I keep my expression parked in neutral as I think of what to write. The words aren’t important. All I wanted was to see inside. To see if it was as bad as I thought.
It’s worse.
There’s barely any light coming into the space. No ventilation apart from the open door.
It’s the middle of winter and in here it feels like it. The breezeblocks that must keep it nicely cool in summer aren’t doing a damn thing to keep any heat in. Both Cheryl and her companion are dressed in thick layers of clothing. When she passes the pad across and her hand briefly touches against mine, it’s freezing.

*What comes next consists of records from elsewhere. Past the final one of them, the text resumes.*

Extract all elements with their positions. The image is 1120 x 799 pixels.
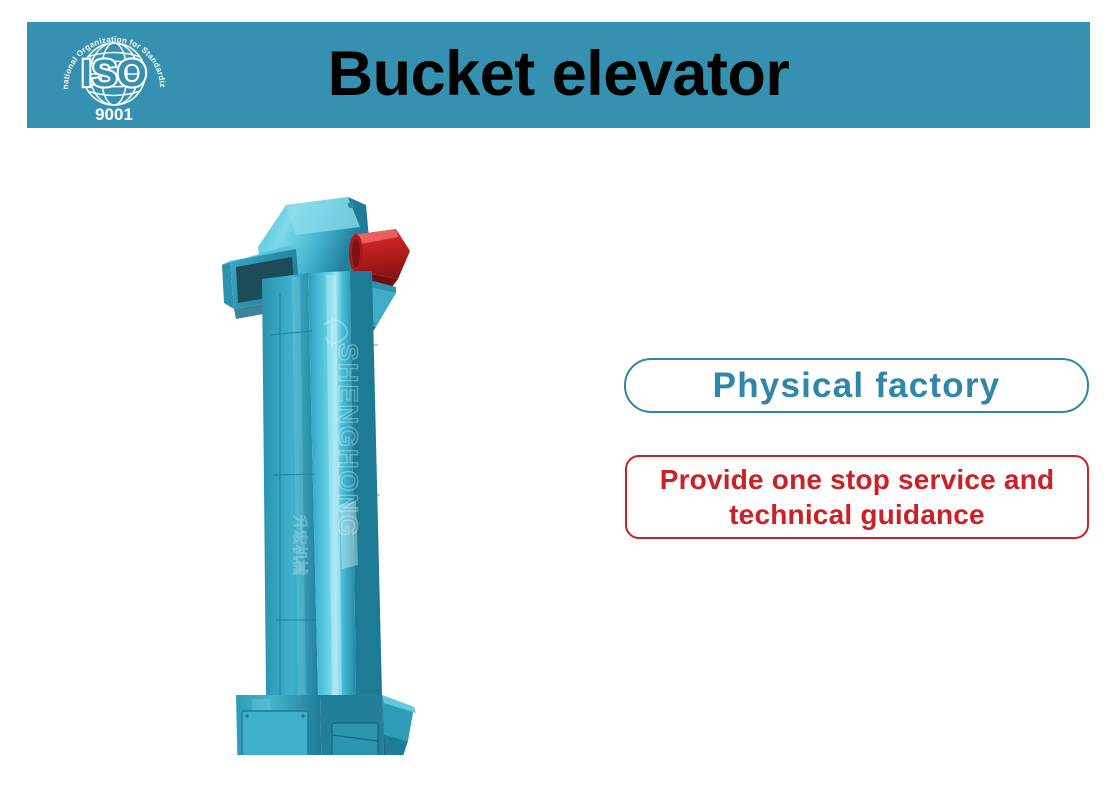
service-guidance-line-2: technical guidance: [729, 499, 985, 530]
svg-text:SHENGHONG: SHENGHONG: [333, 343, 363, 538]
physical-factory-callout: Physical factory: [624, 358, 1089, 413]
bucket-elevator-image: SHENGHONG 升宏机械: [200, 175, 480, 755]
service-guidance-callout: Provide one stop service and technical g…: [625, 455, 1089, 539]
page-title: Bucket elevator: [27, 22, 1090, 128]
service-guidance-line-1: Provide one stop service and: [660, 464, 1055, 495]
physical-factory-label: Physical factory: [713, 366, 1001, 406]
svg-text:升宏机械: 升宏机械: [291, 515, 309, 575]
header-banner: International Organization for Standardi…: [27, 22, 1090, 128]
service-guidance-label: Provide one stop service and technical g…: [660, 462, 1055, 533]
watermark-shenghong: SHENGHONG: [333, 343, 363, 538]
watermark-cjk: 升宏机械: [291, 515, 309, 575]
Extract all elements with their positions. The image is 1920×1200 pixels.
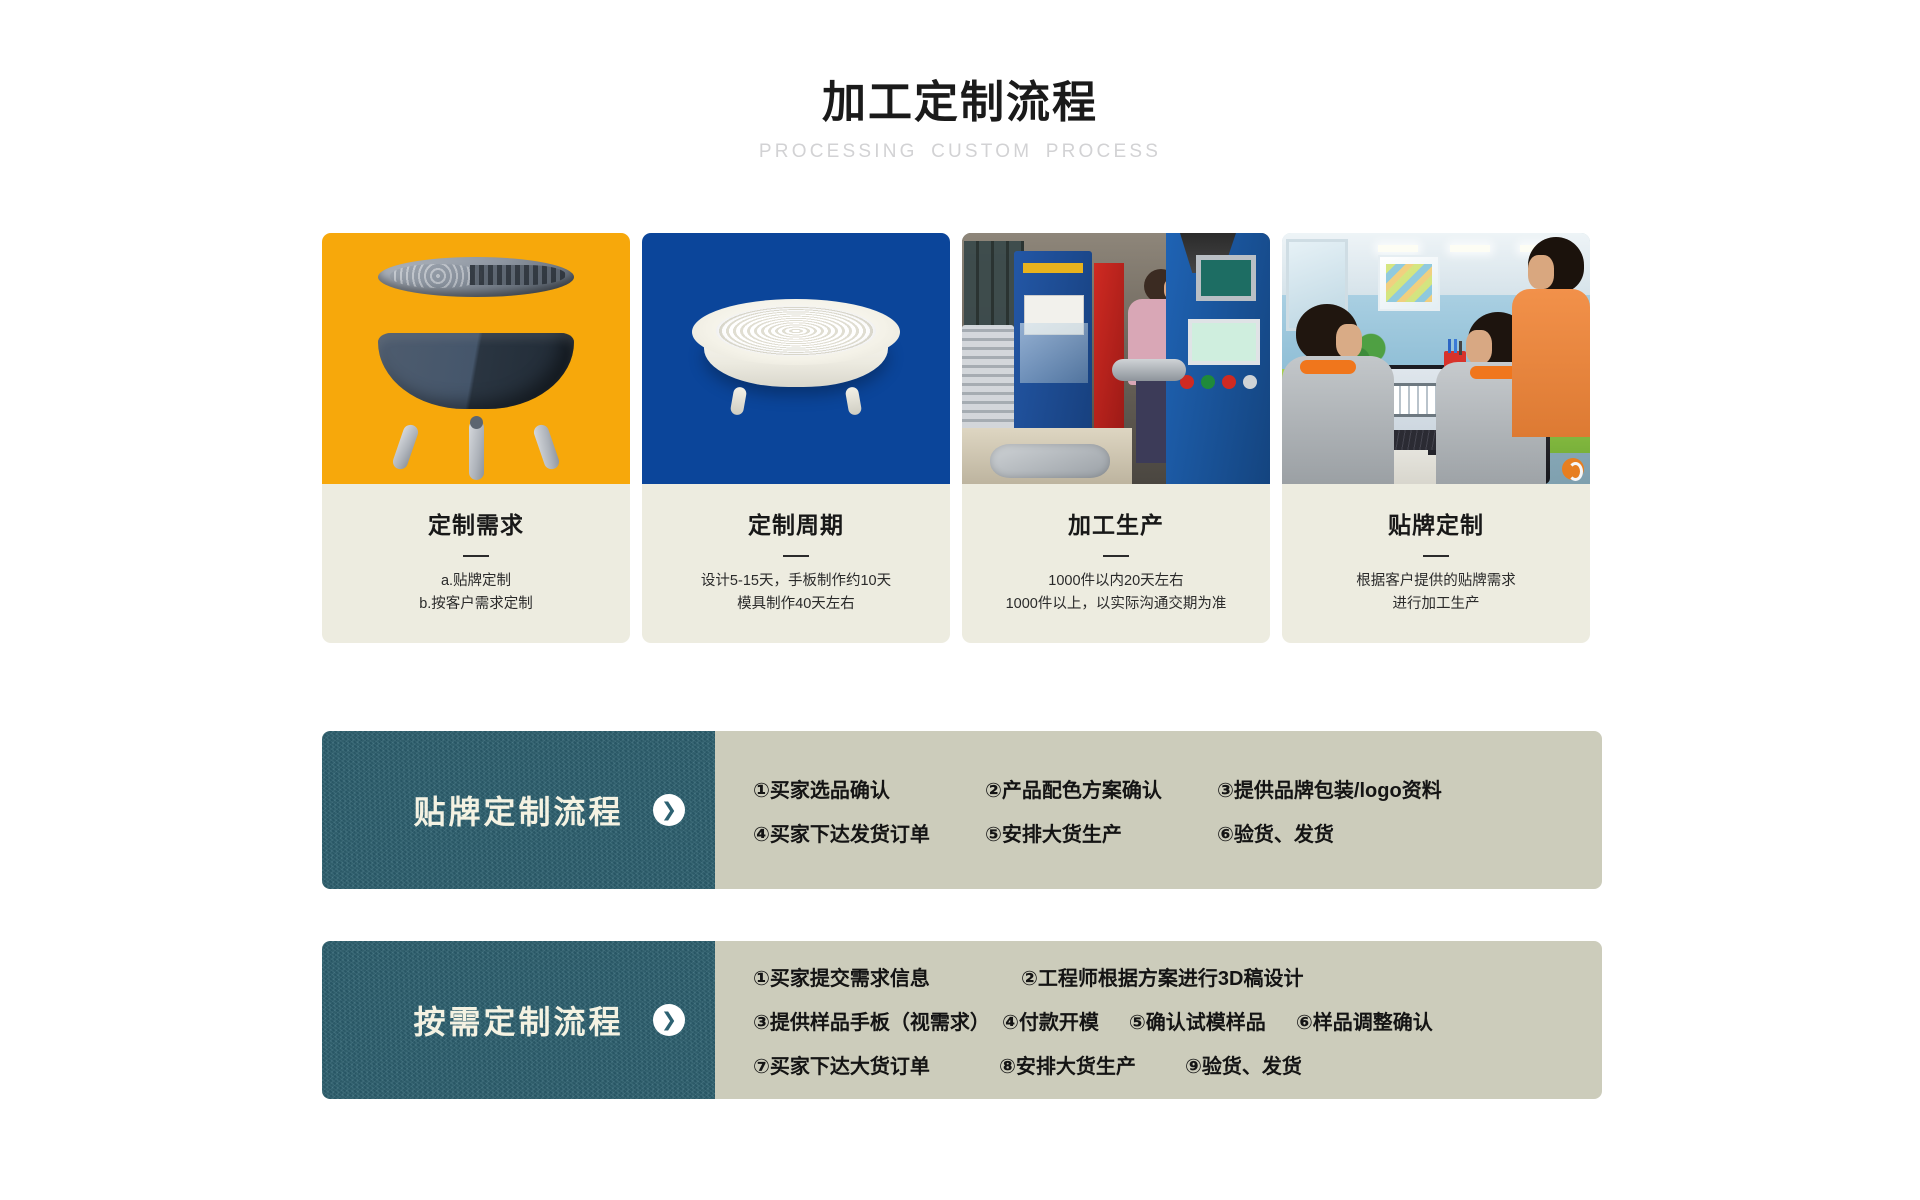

‘I have something for you,’I quickly scrawl on the pad, signing my name underneath before tearing it off and returning the stationery. “Which bed is hers?”
“Corner.”
I edge past the sheets, worried that touching them for too long might bring them down. The tiny space they cordon off is neater than the rest of the flat. Tidy piles of belongings are stacked against the edge of the mattress, this one covered with a bright paisley pattern.
The cardboard boxes that must serve as her drawers and wardrobe contain neatly folded clothes. A smaller pile at the foot of the mattress is for laundry.
My chest is tight. The inside of my brain heats a few degrees as I stare at the forlorn attempts to make this icebox a home. I drop the note on her pillow, shame heating my cheeks.
This isn’t the Em I thought I was teasing. The Em I was steadily applying pressure to lived in a large house with a never-ending supply of the latest fashions. She applied her perfect makeup in a gigantic bathroom with screeds of mirrors, not hunched over the plastic hand mirror resting on a pile of schoolbooks next to the bed.